Я ничего не буду говорить о «Мадонне Конестабиле», «Святом Георгии» и чудесной «Мадонне Альба» Рафаэля, так как считаю совершенно излишним бороться с манерной недооценкой мастера из Урбино, на которой в силу партийной повинности настаивает каждый подражатель моде. Если герр Мутер предписывает культ Боттичелли для последних лет одного столетия, а переоткрытие жизнерадостного Андреа дель Сарто — для первых лет нового столетия, то, если мы доживем до этого дня, он предпишет в качестве неизбежного требования моды возвращение в полдень столетия к мастеру совершенства Рафаэлю Санти, а его ученики добавят здесь свое торжественное аминь. Но вечные мастера стоят выше салонных сплетен и мод.
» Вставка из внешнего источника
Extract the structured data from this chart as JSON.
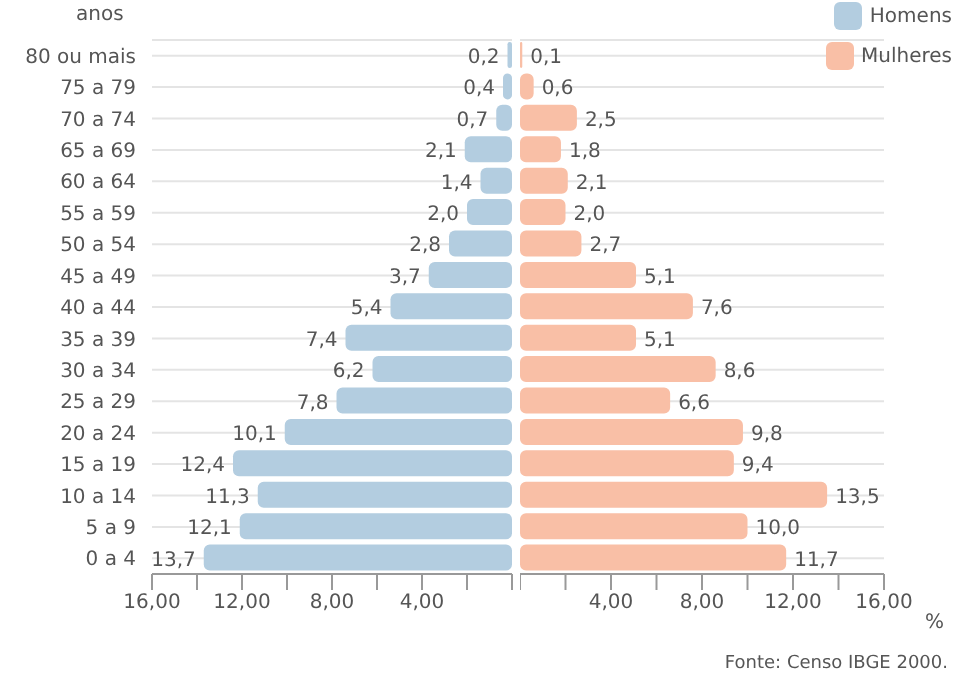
{
  "chart_data": [
    {
      "type": "bar",
      "orientation": "horizontal",
      "ylabel": "anos",
      "categories": [
        "80 ou mais",
        "75 a 79",
        "70 a 74",
        "65 a 69",
        "60 a 64",
        "55 a 59",
        "50 a 54",
        "45 a 49",
        "40 a 44",
        "35 a 39",
        "30 a 34",
        "25 a 29",
        "20 a 24",
        "15 a 19",
        "10 a 14",
        "5 a 9",
        "0 a 4"
      ],
      "series": [
        {
          "name": "Homens",
          "color": "#b3cde0",
          "values": [
            0.2,
            0.4,
            0.7,
            2.1,
            1.4,
            2.0,
            2.8,
            3.7,
            5.4,
            7.4,
            6.2,
            7.8,
            10.1,
            12.4,
            11.3,
            12.1,
            13.7
          ],
          "value_labels": [
            "0,2",
            "0,4",
            "0,7",
            "2,1",
            "1,4",
            "2,0",
            "2,8",
            "3,7",
            "5,4",
            "7,4",
            "6,2",
            "7,8",
            "10,1",
            "12,4",
            "11,3",
            "12,1",
            "13,7"
          ]
        }
      ],
      "xlim": [
        16,
        0
      ],
      "xticks": [
        {
          "value": 16,
          "label": "16,00"
        },
        {
          "value": 14,
          "label": null
        },
        {
          "value": 12,
          "label": "12,00"
        },
        {
          "value": 10,
          "label": null
        },
        {
          "value": 8,
          "label": "8,00"
        },
        {
          "value": 6,
          "label": null
        },
        {
          "value": 4,
          "label": "4,00"
        },
        {
          "value": 2,
          "label": null
        },
        {
          "value": 0,
          "label": null
        }
      ],
      "grid": "y",
      "legend": "top right"
    },
    {
      "type": "bar",
      "orientation": "horizontal",
      "categories": [
        null,
        null,
        null,
        null,
        null,
        null,
        null,
        null,
        null,
        null,
        null,
        null,
        null,
        null,
        null,
        null,
        null
      ],
      "series": [
        {
          "name": "Mulheres",
          "color": "#f9bfa6",
          "values": [
            0.1,
            0.6,
            2.5,
            1.8,
            2.1,
            2.0,
            2.7,
            5.1,
            7.6,
            5.1,
            8.6,
            6.6,
            9.8,
            9.4,
            13.5,
            10.0,
            11.7
          ],
          "value_labels": [
            "0,1",
            "0,6",
            "2,5",
            "1,8",
            "2,1",
            "2,0",
            "2,7",
            "5,1",
            "7,6",
            "5,1",
            "8,6",
            "6,6",
            "9,8",
            "9,4",
            "13,5",
            "10,0",
            "11,7"
          ]
        }
      ],
      "xlim": [
        0,
        16
      ],
      "xticks": [
        {
          "value": 0,
          "label": null
        },
        {
          "value": 2,
          "label": null
        },
        {
          "value": 4,
          "label": "4,00"
        },
        {
          "value": 6,
          "label": null
        },
        {
          "value": 8,
          "label": "8,00"
        },
        {
          "value": 10,
          "label": null
        },
        {
          "value": 12,
          "label": "12,00"
        },
        {
          "value": 14,
          "label": null
        },
        {
          "value": 16,
          "label": "16,00"
        }
      ],
      "tick_labels": "x",
      "grid": "y",
      "legend": "top right",
      "annotations": [
        "%",
        "Fonte: Censo IBGE 2000."
      ]
    }
  ]
}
Себастьяно дель Пьомбо представлен здесь совершенно исключительным «Снятием с креста», Корреджо — «Мадонной с младенцем у груди», Леонардо да Винчи — светлокудрой «Мадонной Литта», которая, как и все произведения этого мастера, вызывает споры, но несет на себе его печать не меньше, чем любое другое из его творений. От Боттичелли здесь есть прекрасно сохранившееся «Поклонение волхвов», похожее на флорентийскую картину. Точно так же здесь во всех второстепенных фигурах преклонивших колени царей и пастухов и даже лошадей наблюдается совершенство в владении рисунком; мадонна архаично чрезмерно стройна, с тонкой шеей примитивистов, которую из уважения к священной традиции в остальном смелый мастер не осмелился тронуть. Естественно, современная художественная насмешка видит в этом недостатке Боттичелли, объясняемом уважением к традиции, его главное преимуществво и приходит в напускной восторг от чувствительных фигур его «Весны», а также подражает утонченным женам тех глупых манер, которые наша высшая буржуазия принимает напускным образом, чтобы походить на упадочную аристократию. Но Боттичелли действительно заслуживает лучшей участи, чем быть придворным живописцем снобов.
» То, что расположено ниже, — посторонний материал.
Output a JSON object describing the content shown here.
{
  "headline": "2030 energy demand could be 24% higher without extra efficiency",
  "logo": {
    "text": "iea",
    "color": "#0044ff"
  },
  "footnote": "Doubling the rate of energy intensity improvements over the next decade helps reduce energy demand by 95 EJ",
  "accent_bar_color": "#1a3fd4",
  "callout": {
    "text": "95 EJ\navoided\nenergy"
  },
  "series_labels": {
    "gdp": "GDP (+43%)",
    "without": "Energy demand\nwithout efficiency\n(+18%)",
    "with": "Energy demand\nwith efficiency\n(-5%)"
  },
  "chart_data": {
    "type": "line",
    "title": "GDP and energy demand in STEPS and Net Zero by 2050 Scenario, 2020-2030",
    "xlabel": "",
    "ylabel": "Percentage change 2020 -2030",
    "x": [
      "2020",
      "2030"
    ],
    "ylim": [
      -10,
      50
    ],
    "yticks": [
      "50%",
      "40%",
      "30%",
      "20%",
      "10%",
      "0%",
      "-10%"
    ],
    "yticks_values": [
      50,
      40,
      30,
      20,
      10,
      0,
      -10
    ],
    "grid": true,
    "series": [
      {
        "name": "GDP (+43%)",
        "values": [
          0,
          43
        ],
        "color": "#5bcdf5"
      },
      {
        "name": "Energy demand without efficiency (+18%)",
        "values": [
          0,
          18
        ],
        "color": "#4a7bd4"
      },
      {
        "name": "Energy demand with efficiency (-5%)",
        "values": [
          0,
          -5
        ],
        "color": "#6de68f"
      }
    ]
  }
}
Картину Бронзино, изображающую молодую женщину с вполне современными бронзовыми волосами и исключительно маленькими руками, вполне можно было бы подставить по воле моды вместо «Мона Лизы» в современные фельетоны. Ренессанс запросто мог бы посвятить пикантный роман ее мечтательным, лукавым глазам, мягкому подбородку и чувственному рту, чему вовсе не противоречат богатые жемчужные украшения в волосах и ушах. Здесь есть «Юдифь» весьма любимого мастера Джорджоне, которая намного превосходит своих сестер прежних и более поздних времен величественностью осанки и красотой головы. Рядом с этой благородной и исторической фигурой другая Юдифь — творение плотской и больной фантазии Климта, выдающегося в остальном, но сбившегося с пути мастера — кажется совершенно отвратительной.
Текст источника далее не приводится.